Comments

1
I imagine seal is quite tasty. I wonder if it can be found in Seattle...?
2
Seals are carnivores, so I doubt they would be that tasty to most folks, used to eating meat from herbivore mammals.
3
Meanwhile the Europeans eat foie gras.

To each his own.
4
@2, But unlike most carnivores that are very lean, seals are fat as fuck. That blubber seems like it would be pretty good.
5
You read the coast reporter??? Wtf?? Do you have a robert's creek connection?
6
Seal is like the chicken of the north. It's pretty common in the frigid Arctic as a foodstuff.

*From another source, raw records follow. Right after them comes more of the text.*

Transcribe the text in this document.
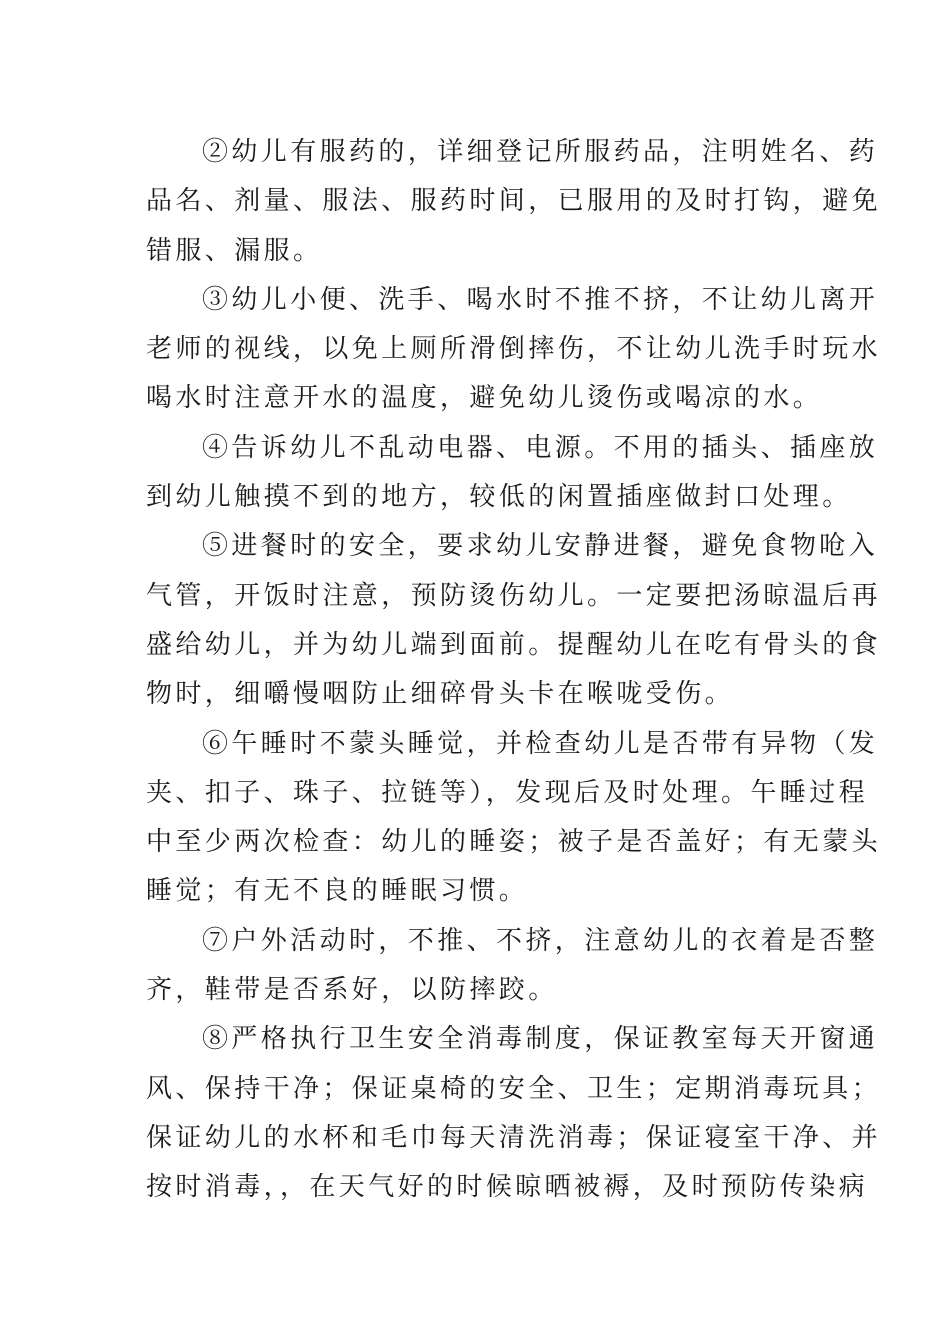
②幼儿有服药的，详细登记所服药品，注明姓名、药
品名、剂量、服法、服药时间，已服用的及时打钩，避免
错服、漏服。

③幼儿小便、洗手、喝水时不推不挤，不让幼儿离开
老师的视线，以免上厕所滑倒摔伤，不让幼儿洗手时玩水
喝水时注意开水的温度，避免幼儿烫伤或喝凉的水。

④告诉幼儿不乱动电器、电源。不用的插头、插座放
到幼儿触摸不到的地方，较低的闲置插座做封口处理。

⑤进餐时的安全，要求幼儿安静进餐，避免食物呛入
气管，开饭时注意，预防烫伤幼儿。一定要把汤晾温后再
盛给幼儿，并为幼儿端到面前。提醒幼儿在吃有骨头的食
物时，细嚼慢咽防止细碎骨头卡在喉咙受伤。

⑥午睡时不蒙头睡觉，并检查幼儿是否带有异物（发
夹、扣子、珠子、拉链等），发现后及时处理。午睡过程
中至少两次检查：幼儿的睡姿；被子是否盖好；有无蒙头
睡觉；有无不良的睡眠习惯。

⑦户外活动时，不推、不挤，注意幼儿的衣着是否整
齐，鞋带是否系好，以防摔跤。

⑧严格执行卫生安全消毒制度，保证教室每天开窗通
风、保持干净；保证桌椅的安全、卫生；定期消毒玩具；
保证幼儿的水杯和毛巾每天清洗消毒；保证寝室干净、并
按时消毒，，在天气好的时候晾晒被褥，及时预防传染病
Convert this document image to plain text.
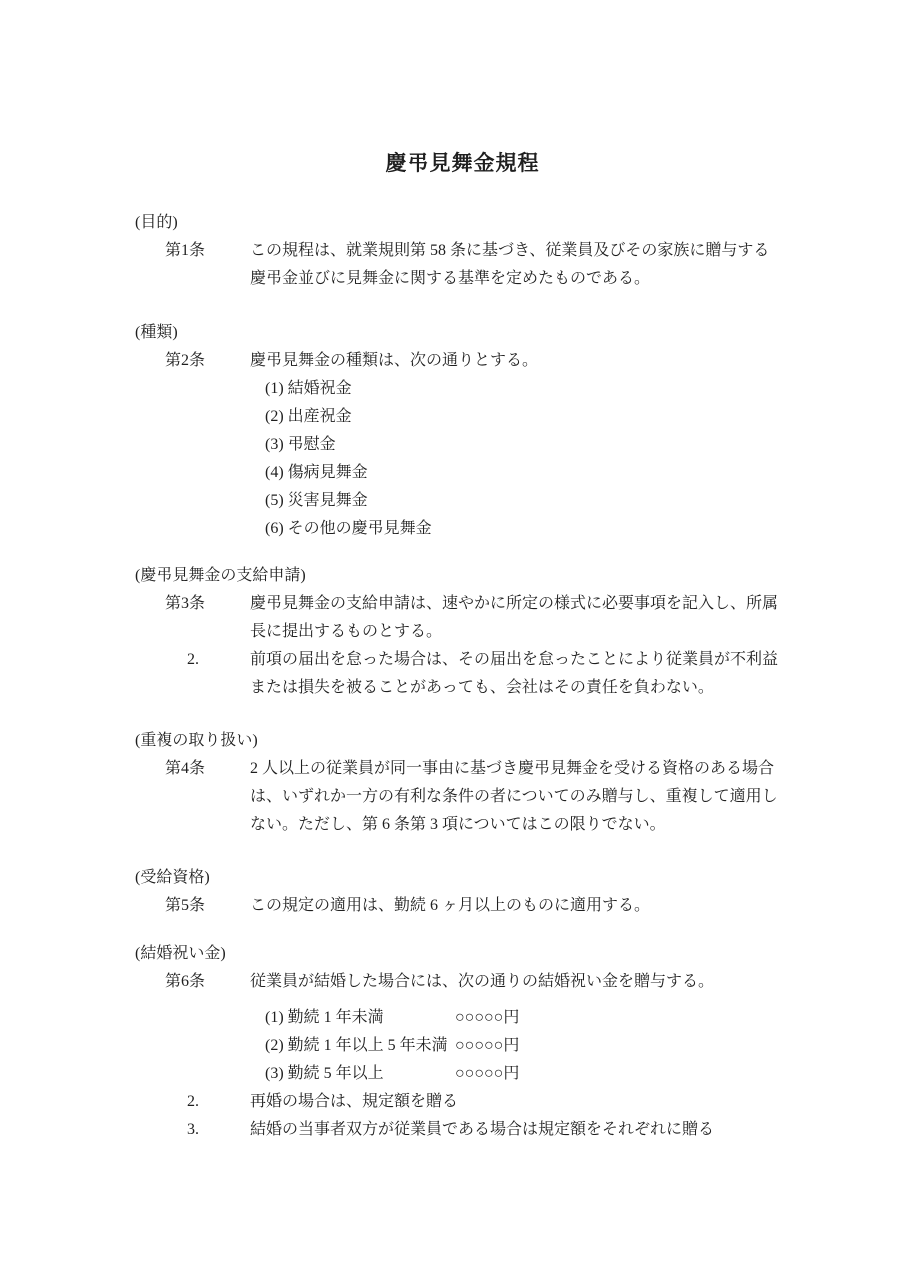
慶弔見舞金規程
(目的)
第1条	この規程は、就業規則第 58 条に基づき、従業員及びその家族に贈与する
慶弔金並びに見舞金に関する基準を定めたものである。
(種類)
第2条	慶弔見舞金の種類は、次の通りとする。
(1) 結婚祝金
(2) 出産祝金
(3) 弔慰金
(4) 傷病見舞金
(5) 災害見舞金
(6) その他の慶弔見舞金
(慶弔見舞金の支給申請)
第3条	慶弔見舞金の支給申請は、速やかに所定の様式に必要事項を記入し、所属
長に提出するものとする。
2.	前項の届出を怠った場合は、その届出を怠ったことにより従業員が不利益
または損失を被ることがあっても、会社はその責任を負わない。
(重複の取り扱い)
第4条	2 人以上の従業員が同一事由に基づき慶弔見舞金を受ける資格のある場合
は、いずれか一方の有利な条件の者についてのみ贈与し、重複して適用し
ない。ただし、第 6 条第 3 項についてはこの限りでない。
(受給資格)
第5条	この規定の適用は、勤続 6 ヶ月以上のものに適用する。
(結婚祝い金)
第6条	従業員が結婚した場合には、次の通りの結婚祝い金を贈与する。
(1) 勤続 1 年未満	○○○○○円
(2) 勤続 1 年以上 5 年未満 ○○○○○円
(3) 勤続 5 年以上	○○○○○円
2.	再婚の場合は、規定額を贈る
3.	結婚の当事者双方が従業員である場合は規定額をそれぞれに贈る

As a kid I lived in Bethel, Alaska for a while. One vivid memory: all the kids gathering, excited, for the butchering of a couple of seals on the beach. The luckiest kids got to eat the eyes, gouged fresh out of the dead sockets. The rest of the kids got to share the muktuk - the blubber. They gave me a piece GLEEFULLY and watched my reaction as I put it in my mouth and began to chew...... Well, I suppose it's an acquired taste (for a white girl). All I remember is that it got BIGGER as I chewed it, and my whole mouth was filled with the taste of oily seal. It defeated me. I had to spit it out - to the great amusement of all assembled.

Good times, good times.
7
@1 you can tell if you some one is cooking some for sure. it can some times have a strong ammonia type smell. its ok but more for people who grew up with it.
8
I watched Anthony Bourdain eat raw seal heart and other organ meats, freshly cut out of the animal right on the blood-soaked kitchen floor of the Inuit who killed it. Pretty amazing. Didn't really look like something I wanted to try, though.
9
I have been offered seal oil (like lard, but from seals). It smelled like cheese made from fish, and I could not get past the aroma to sip it. Apparently, it's packed with an amazing range of good-for-you things, particularly omega 3s and 6s.
I would question whether the organs are possibly hazardous, though--seals are pretty high on the ocean food chain and you're going to end up with the same concentrated levels of heavy metals of other ocean-going predators (tuna, shark). Granted, once a year won't likely matter to a person.
10
I got to try some seal oil recently. I stuck the very tip of my pinkie in a bowl of it, and sucked the oil off- and was instantly amazed by the texture. It was oilier than any other oil I've tried- it smoothly and immediately coated my entire mouth, and even after eating a whole meal (of other foods) I could still feel the texture in my mouth. It was a magical and intense experience. The flavor was one of those robust rotted fish flavors that so many cultures enjoy- I didn't love it right off but I could see acquiring a taste for it.
11
Every time I go kayaking, I'll see a large head pop up out of the water with a curious expression on its face (a seal). Then, when I look at it directly, it gets all flustered, like it wants to be my friend but is way too shy.

The idea of clubbing one of these friendly, curious creatures to death is unthinkable to me. When it's a question of subsistence, I'm not really against killing seals for food... but I find it completely heart-wrenching.

(...and before anyone yells at me for holding a different standard for seals than cows: I am a vegetarian).